Mulai bangkit setelah dihantam gelombang pandemi
Berky senang dia bisa mengamati sekelompok gorila di hutan — dari kejauhan dan sambil mengenakan topeng FFP2. Raphael de Laage de Meux juga senang akhirnya bisa mendapat tamu seperti Berky lagi. Dia bekerja untuk Congo Conservation Company, yang mendanai proyek konservasinya dengan ekowisata untuk pelancong berkantong tebal. Para tamu membayar lebih dari 10.000 dolar AS untuk berkunjung. "Wisatawan membawa pendapatan bagi masyarakat di sini," katanya. "Sembilan puluh sembilan persen karyawan kami berasal dari desa. Jadi taman nasional juga memberikan nilai bagi mereka. Mereka melihat bahwa melindungi alam juga memberi mereka penghasilan." Selama lebih dari setahun, tidak ada turis di wilayah tersebut.
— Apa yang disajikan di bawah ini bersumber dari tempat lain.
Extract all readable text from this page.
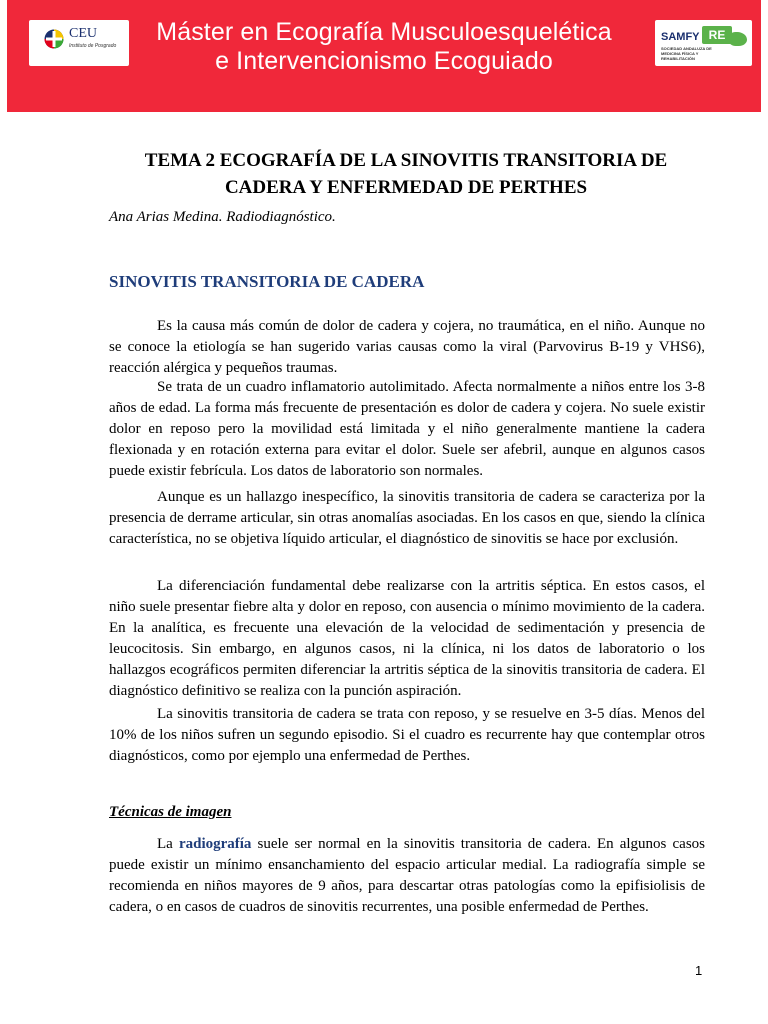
CEU
Instituto de Posgrado	Máster en Ecografía Musculoesquelética
e Intervencionismo Ecoguiado
SAMFY RE
SOCIEDAD ANDALUZA DE MEDICINA FÍSICA Y REHABILITACIÓN
TEMA 2 ECOGRAFÍA DE LA SINOVITIS TRANSITORIA DE
CADERA Y ENFERMEDAD DE PERTHES
Ana Arias Medina. Radiodiagnóstico.
SINOVITIS TRANSITORIA DE CADERA

Es la causa más común de dolor de cadera y cojera, no traumática, en el niño. Aunque no se conoce la etiología se han sugerido varias causas como la viral (Parvovirus B-19 y VHS6), reacción alérgica y pequeños traumas.

Se trata de un cuadro inflamatorio autolimitado. Afecta normalmente a niños entre los 3-8 años de edad. La forma más frecuente de presentación es dolor de cadera y cojera. No suele existir dolor en reposo pero la movilidad está limitada y el niño generalmente mantiene la cadera flexionada y en rotación externa para evitar el dolor. Suele ser afebril, aunque en algunos casos puede existir febrícula. Los datos de laboratorio son normales.

Aunque es un hallazgo inespecífico, la sinovitis transitoria de cadera se caracteriza por la presencia de derrame articular, sin otras anomalías asociadas. En los casos en que, siendo la clínica característica, no se objetiva líquido articular, el diagnóstico de sinovitis se hace por exclusión.

La diferenciación fundamental debe realizarse con la artritis séptica. En estos casos, el niño suele presentar fiebre alta y dolor en reposo, con ausencia o mínimo movimiento de la cadera. En la analítica, es frecuente una elevación de la velocidad de sedimentación y presencia de leucocitosis. Sin embargo, en algunos casos, ni la clínica, ni los datos de laboratorio o los hallazgos ecográficos permiten diferenciar la artritis séptica de la sinovitis transitoria de cadera. El diagnóstico definitivo se realiza con la punción aspiración.

La sinovitis transitoria de cadera se trata con reposo, y se resuelve en 3-5 días. Menos del 10% de los niños sufren un segundo episodio. Si el cuadro es recurrente hay que contemplar otros diagnósticos, como por ejemplo una enfermedad de Perthes.

Técnicas de imagen

La radiografía suele ser normal en la sinovitis transitoria de cadera. En algunos casos puede existir un mínimo ensanchamiento del espacio articular medial. La radiografía simple se recomienda en niños mayores de 9 años, para descartar otras patologías como la epifisiolisis de cadera, o en casos de cuadros de sinovitis recurrentes, una posible enfermedad de Perthes.

1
Kembali di Cape Town. Meskipun jumlah tamu meningkat, manajer hotel Dane van Heteren tetap harus menawarkan potongan harga untuk menarik cukup banyak tamu ke hotel. "Sayangnya, orang tidak memesan jauh-jauh hari seperti sebelum COVID," katanya. "Kami mendapatkan makin banyak pemesanan di menit-menit terakhir. Itu adalah kutukan dan berkah pada saat yang sama."
Dia berharap, keadaan akan kembali normal ketika musim puncak liburan berikutnya dimulai akhir tahun ini. Tapi angka infeksi COVID saat ini meningkat lagi, dengan gelombang kelima telah dimulai di Afrika Selatan. Bahkan jika para ahli virologi mengatakan angka pasiendi rumah sakit rendah, Dane van Heteren telah belajar dalam beberapa bulan terakhir untuk hati-hati. "Pada gelombang pertama, kami mengatakan: ini tidak akan pernah terjadi lagi. Kemudian dating gelombang dua, dan gelombang ketiga… dan kami mendapat pelajaran."